ULIB
User Group for Laser Interference Biometry

The keratometer index problem
(W.Haigis)

Now and then, there are reports on different K readings on the IOLMaster as compared to other keratometers. Also, discrepancies in IOL powers are reported comparing IOLMaster results with those obtained on ultrasound equipment even if the same input data was used.
Very often, the described problems can be traced down to keratometer indices and/or to peculiarities of corneal power implementations in the IOL formulas of the respective instruments.

The following article is intended to help clarify this situation.

Keratometer indices
A keratometer does not measure corneal power, just as an A-scan does not measure distances. The respective primary measurement parameters are 'radius of curvature' (approximation to a best fit sphere) and 'time of flight'. We, on the other hand, are interested in corneal power in [D] and e.g. axial length in [mm]; so conversion factors are needed.
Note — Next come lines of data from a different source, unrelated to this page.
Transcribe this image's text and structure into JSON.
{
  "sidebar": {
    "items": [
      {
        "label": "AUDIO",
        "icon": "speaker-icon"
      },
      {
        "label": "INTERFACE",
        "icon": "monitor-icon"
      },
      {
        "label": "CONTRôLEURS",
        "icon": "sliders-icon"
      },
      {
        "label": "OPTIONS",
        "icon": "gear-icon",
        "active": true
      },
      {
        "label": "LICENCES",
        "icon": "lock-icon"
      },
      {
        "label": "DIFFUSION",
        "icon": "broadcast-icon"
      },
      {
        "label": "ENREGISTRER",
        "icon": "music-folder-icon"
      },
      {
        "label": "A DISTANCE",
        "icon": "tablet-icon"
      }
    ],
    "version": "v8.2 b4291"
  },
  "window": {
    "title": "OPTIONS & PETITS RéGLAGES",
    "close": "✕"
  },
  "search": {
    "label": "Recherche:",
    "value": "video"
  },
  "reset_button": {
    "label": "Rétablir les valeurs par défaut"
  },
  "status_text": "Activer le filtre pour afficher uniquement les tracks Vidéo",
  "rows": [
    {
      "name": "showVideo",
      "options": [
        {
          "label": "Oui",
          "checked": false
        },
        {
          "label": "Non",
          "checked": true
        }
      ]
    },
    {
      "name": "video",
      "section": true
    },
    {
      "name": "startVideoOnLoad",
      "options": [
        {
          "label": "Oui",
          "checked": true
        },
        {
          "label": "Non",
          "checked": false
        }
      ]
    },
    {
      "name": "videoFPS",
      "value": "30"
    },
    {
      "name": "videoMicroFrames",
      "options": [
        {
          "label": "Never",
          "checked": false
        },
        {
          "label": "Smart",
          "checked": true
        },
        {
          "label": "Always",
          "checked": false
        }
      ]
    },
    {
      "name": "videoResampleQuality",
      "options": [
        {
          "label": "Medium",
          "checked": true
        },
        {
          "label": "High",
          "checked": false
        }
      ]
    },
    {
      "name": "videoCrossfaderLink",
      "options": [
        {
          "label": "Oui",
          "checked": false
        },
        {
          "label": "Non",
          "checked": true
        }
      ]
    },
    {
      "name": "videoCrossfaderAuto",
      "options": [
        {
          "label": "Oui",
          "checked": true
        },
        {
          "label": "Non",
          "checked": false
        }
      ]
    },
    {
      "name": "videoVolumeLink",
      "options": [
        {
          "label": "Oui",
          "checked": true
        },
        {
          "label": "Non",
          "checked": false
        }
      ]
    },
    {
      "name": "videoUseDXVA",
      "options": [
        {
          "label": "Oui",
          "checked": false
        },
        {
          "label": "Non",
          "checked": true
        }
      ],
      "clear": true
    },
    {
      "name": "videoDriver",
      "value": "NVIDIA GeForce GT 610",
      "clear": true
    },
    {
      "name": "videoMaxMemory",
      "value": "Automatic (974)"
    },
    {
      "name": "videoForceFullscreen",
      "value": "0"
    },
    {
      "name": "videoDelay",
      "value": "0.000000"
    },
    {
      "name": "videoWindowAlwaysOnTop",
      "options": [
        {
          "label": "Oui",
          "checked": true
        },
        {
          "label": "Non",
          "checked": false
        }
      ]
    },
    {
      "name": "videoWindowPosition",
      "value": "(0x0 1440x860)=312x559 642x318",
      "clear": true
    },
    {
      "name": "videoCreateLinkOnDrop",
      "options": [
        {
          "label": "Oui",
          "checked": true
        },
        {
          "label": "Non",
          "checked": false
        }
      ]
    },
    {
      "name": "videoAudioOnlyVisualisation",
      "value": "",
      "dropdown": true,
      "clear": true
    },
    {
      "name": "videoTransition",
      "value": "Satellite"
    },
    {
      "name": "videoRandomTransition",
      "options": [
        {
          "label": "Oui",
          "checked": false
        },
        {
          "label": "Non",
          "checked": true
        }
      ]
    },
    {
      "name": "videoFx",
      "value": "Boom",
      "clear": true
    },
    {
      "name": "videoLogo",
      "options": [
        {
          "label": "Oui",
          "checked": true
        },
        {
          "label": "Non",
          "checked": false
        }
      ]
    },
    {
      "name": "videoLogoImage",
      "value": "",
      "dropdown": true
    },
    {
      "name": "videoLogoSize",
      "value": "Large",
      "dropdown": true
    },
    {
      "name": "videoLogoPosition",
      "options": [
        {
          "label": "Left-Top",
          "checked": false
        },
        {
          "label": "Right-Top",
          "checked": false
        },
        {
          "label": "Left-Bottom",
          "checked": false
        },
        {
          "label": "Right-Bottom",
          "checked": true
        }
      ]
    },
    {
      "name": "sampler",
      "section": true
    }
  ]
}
In keratometry, conversion is provided by a suitable keratometer index, in echobiometry by the respective velocity of sound.
In the United States, the keratometer index used for conversion of radius to power is 1.3375. However, there are instruments on the market using an index different from 1.3375, e.g. American Optical, Haag-Streit: 1.336; Zeiss, Gambs, Topcon: 1.332; Hoya: 1.338. While a given patient should produce the same radii on all these instruments, his Ks will definitely be different, of the order of up to 0.8 D.

(To appreciate the influence of different keratometer indices, you may want to go here and perform some online calculations with different indices and radii.)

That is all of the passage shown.